Une place pour l’amour
Comme il dure seulement une heure, on aurait vite fait de croire que I Am Truly A Drop Of Sun On Earth est un film mince, maigre, pour ne pas dire petit. Bon, c’est tout l’inverse : cette heure là raconte assez d’existences pour qu’on ait envie de crier à la lune que c’est un grand film. Du genre farouche, qui plus est : qui ne s’en laisse pas conter. Tout ce qu’elle réussit, la cinéaste Elene Naveriani le fait contre les idées toutes faites, les automatismes, les trucs que l’on pense avant même de les réfléchir. Par exemple, on pourrait vous dire, pour aller vite, que I Am Truly…. est un premier film de femme, une fiction, sur la prostitution, en Géorgie. Mais à peine avez-vous dit cela, qui est vrai, que le film vous met en porte-à-faux : est-ce tant que ça une fiction, ce film ? Au générique de fin, on apprend stupéfaits que deux des acteurs du film, une des filles de la boite et surtout le personnage principal, ne sont aujourd’hui plus de ce monde, tous deux morts après le tournage, entre 2015 et 2016. Lui 28 ans, elle a 22. Le film est dédié à leur mémoire. Ce film, cette fiction, a donc bel et bien lieu dans la rue, là où rien jamais ne vous est pardonné. C’est une histoire (d’amour) dans un endroit qui ne connait que la survie.

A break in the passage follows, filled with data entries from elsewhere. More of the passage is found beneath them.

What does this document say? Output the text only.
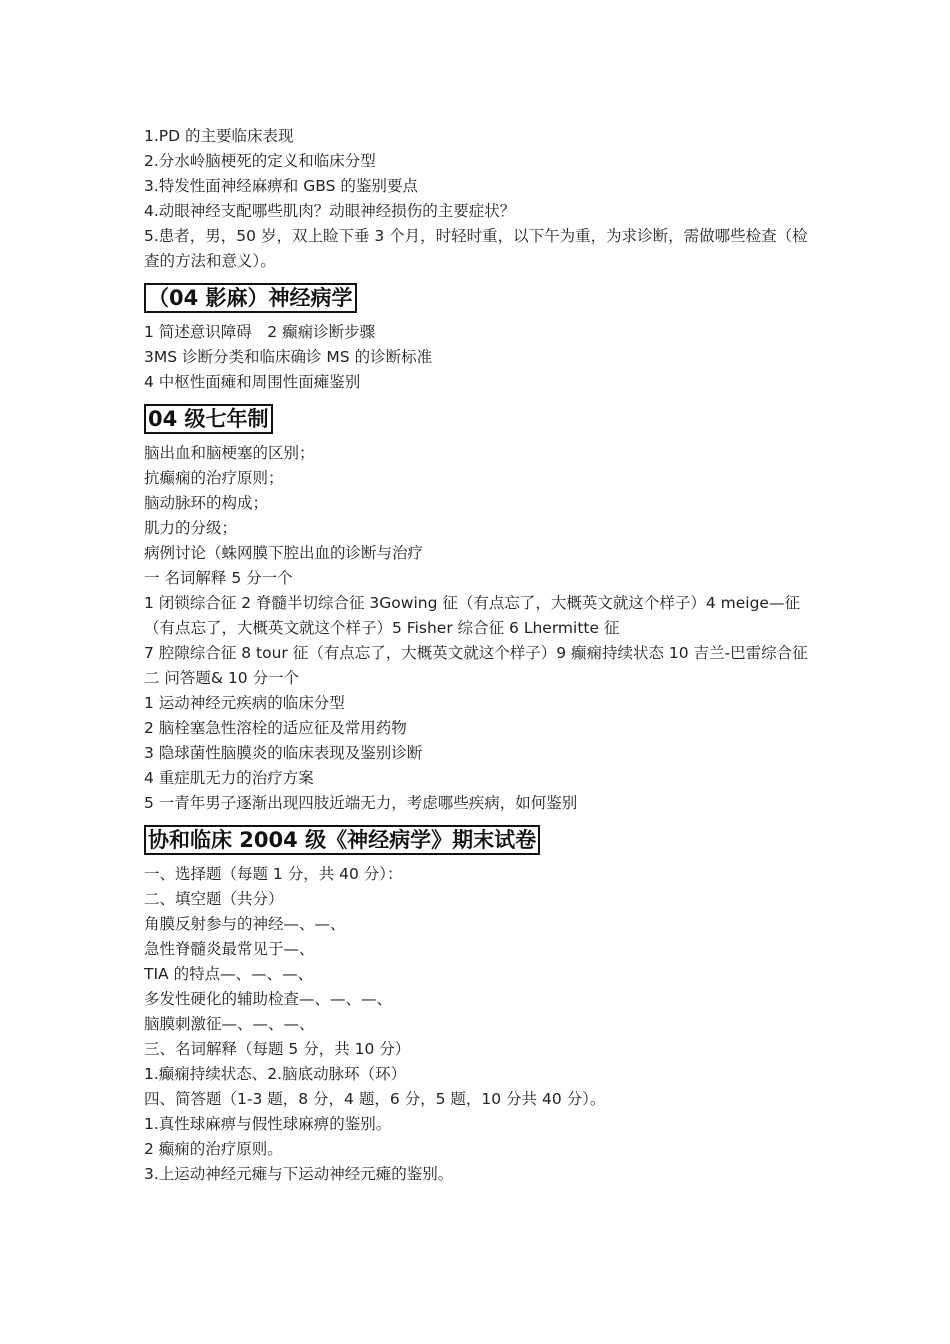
1.PD 的主要临床表现

2.分水岭脑梗死的定义和临床分型

3.特发性面神经麻痹和 GBS 的鉴别要点

4.动眼神经支配哪些肌肉？动眼神经损伤的主要症状？

5.患者，男，50 岁，双上睑下垂 3 个月，时轻时重，以下午为重，为求诊断，需做哪些检查（检查的方法和意义）。

（04 影麻）神经病学

1 简述意识障碍　2 癫痫诊断步骤

3MS 诊断分类和临床确诊 MS 的诊断标准

4 中枢性面瘫和周围性面瘫鉴别

04 级七年制

脑出血和脑梗塞的区别；

抗癫痫的治疗原则；

脑动脉环的构成；

肌力的分级；

病例讨论（蛛网膜下腔出血的诊断与治疗

一 名词解释 5 分一个

1 闭锁综合征 2 脊髓半切综合征 3Gowing 征（有点忘了，大概英文就这个样子）4 meige—征（有点忘了，大概英文就这个样子）5 Fisher 综合征 6 Lhermitte 征

7 腔隙综合征 8 tour 征（有点忘了，大概英文就这个样子）9 癫痫持续状态 10 吉兰-巴雷综合征

二 问答题& 10 分一个

1 运动神经元疾病的临床分型

2 脑栓塞急性溶栓的适应征及常用药物

3 隐球菌性脑膜炎的临床表现及鉴别诊断

4 重症肌无力的治疗方案

5 一青年男子逐渐出现四肢近端无力，考虑哪些疾病，如何鉴别

协和临床 2004 级《神经病学》期末试卷

一、选择题（每题 1 分，共 40 分）：

二、填空题（共分）

角膜反射参与的神经—、—、

急性脊髓炎最常见于—、

TIA 的特点—、—、—、

多发性硬化的辅助检查—、—、—、

脑膜刺激征—、—、—、

三、名词解释（每题 5 分，共 10 分）

1.癫痫持续状态、2.脑底动脉环（环）

四、简答题（1-3 题，8 分，4 题，6 分，5 题，10 分共 40 分）。

1.真性球麻痹与假性球麻痹的鉴别。

2 癫痫的治疗原则。

3.上运动神经元瘫与下运动神经元瘫的鉴别。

Les vêtements des personnages, dit encore le même générique, sont ceux des acteurs. Les voilà tel qu’en eux-mêmes, les filles de la rue, les hommes à la rue, ceux qui font les marchés, celles qui font le trottoir, tout ceux qui, la nuit le jour, ont été déplacés là, à Tbilissi, avec pour ordre de ne rentrer au pays qu’après avoir ramené assez, c’est-à-dire un tout petit peu, mais ce petit peu d’argent coute déjà trop cher au corps et à l’âme. Les voilà filmés dans leur apparence, les uns comme les autres, mais plongés dans une fiction. Pourquoi faire ici une fiction ? Pour tenter de renverser l’ordre du monde. Hisser au premier plan ceux qui, d’ordinaire, sont dans cette rue comme deux ombres projetées sur un mur sale.
Elle, c’est April. « Je suis arrivé en mai ». Trop tôt, trop tard. Lui, sauf erreur, n’a pas dit son prénom – personne ne le lui demande jamais. Il est venu du Nigéria. La promesse d’une vie meilleure. Lui comme ses compatriotes, avec qui il partage, entassés, la même chambre minuscule, louée au même marchand de sommeil. Elle le croise sur le parking d’une boite en dessous du Radisson. C’est là qu’ils vont, et forcément c’est là qu’elles les attendent. Business is business. C’est là qu’elle lui demande de la suivre et c’est là qu’il l’accompagne. C’est là qu’a lieu le début d’une histoire qui n’a pas lieu d’être. Ce n’était pas sorcier de voir que cette histoire allait poser un problème de place. Pas de place pour l’amour, dans leur vie. Car I Am Truly A Drop Of Sun On Earth est un film qui ressasse une idée, fixe : les territoires, les espaces, décident à notre place. Ils nous dominent.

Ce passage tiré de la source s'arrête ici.